Social Support and Stress in the Workplace 

April 23, 2016

Social Support and Stress in the Workplace 

According to the American Psychological Association’s report, Stress in America: Paying with Our Health, “One in five Americans (21 percent) say they have no one to rely on for emotional support.” Wow! Think about that.  Twenty percent of the workforce has no one they feel they can truly vent with when they have stress events in their life.

Given that, it is even more important for employers to provide an environment that promotes positive working relationships. It is equally important that employers address unacceptable behaviors, not just because they impact productivity and employee engagement, but because at least one in five employees are relying on them to do it, because they won’t or can’t.

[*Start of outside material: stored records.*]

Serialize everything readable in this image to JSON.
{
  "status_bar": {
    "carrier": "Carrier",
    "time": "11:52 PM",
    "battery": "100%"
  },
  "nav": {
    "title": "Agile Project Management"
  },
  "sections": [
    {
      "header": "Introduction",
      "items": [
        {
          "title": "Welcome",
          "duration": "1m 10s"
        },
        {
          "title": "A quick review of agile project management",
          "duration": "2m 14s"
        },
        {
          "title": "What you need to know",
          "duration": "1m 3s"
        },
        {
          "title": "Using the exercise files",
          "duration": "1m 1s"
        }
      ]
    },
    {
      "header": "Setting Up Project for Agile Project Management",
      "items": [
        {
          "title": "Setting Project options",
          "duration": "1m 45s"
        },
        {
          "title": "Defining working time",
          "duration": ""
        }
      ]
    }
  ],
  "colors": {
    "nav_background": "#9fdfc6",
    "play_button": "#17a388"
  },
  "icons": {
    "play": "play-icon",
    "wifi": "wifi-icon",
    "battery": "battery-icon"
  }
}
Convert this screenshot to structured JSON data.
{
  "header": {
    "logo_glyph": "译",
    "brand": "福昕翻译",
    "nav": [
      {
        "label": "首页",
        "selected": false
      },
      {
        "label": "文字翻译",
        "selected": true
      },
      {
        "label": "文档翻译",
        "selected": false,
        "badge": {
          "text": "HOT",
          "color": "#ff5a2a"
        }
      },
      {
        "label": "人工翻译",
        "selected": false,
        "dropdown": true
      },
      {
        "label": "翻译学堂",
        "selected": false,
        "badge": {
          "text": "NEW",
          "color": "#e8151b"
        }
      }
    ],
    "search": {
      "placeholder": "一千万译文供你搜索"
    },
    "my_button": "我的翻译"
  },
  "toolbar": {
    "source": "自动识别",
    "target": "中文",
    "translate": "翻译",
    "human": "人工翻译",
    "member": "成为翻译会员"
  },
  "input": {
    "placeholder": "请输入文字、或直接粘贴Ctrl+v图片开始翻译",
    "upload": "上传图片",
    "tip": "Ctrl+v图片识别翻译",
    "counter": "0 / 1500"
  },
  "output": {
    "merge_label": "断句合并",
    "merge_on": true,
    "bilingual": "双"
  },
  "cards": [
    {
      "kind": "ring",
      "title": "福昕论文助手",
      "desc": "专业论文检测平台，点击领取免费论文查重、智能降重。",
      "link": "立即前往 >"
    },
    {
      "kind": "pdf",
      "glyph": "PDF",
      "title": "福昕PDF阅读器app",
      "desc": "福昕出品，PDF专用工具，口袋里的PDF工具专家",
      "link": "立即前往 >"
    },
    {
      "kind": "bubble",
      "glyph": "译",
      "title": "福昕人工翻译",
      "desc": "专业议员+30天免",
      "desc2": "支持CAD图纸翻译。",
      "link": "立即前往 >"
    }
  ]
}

When social support, specifically the lack of it, is an issue, three things happen:

Employees Avoid. They bypass people or events that could cause conflicts. This is not always a conscious act, but it happens nonetheless. When people are avoiding, then:

Cooperation Ebbs. When employees are avoiding, the ability of a team to work together to achieve goals is impacted. When goals don’t get met, then:

Frustration Ensues. Levels of upset or annoyance increase, which amplify feelings of stress. This can be a vicious cycle of growing stress, for the individual, for team mates, and for their families.

Does this situation exist in your workplace? If we are talking about 20 percent of employees, then you bet it does.  What are you doing to address this important element of workplace stress and employee disengagement?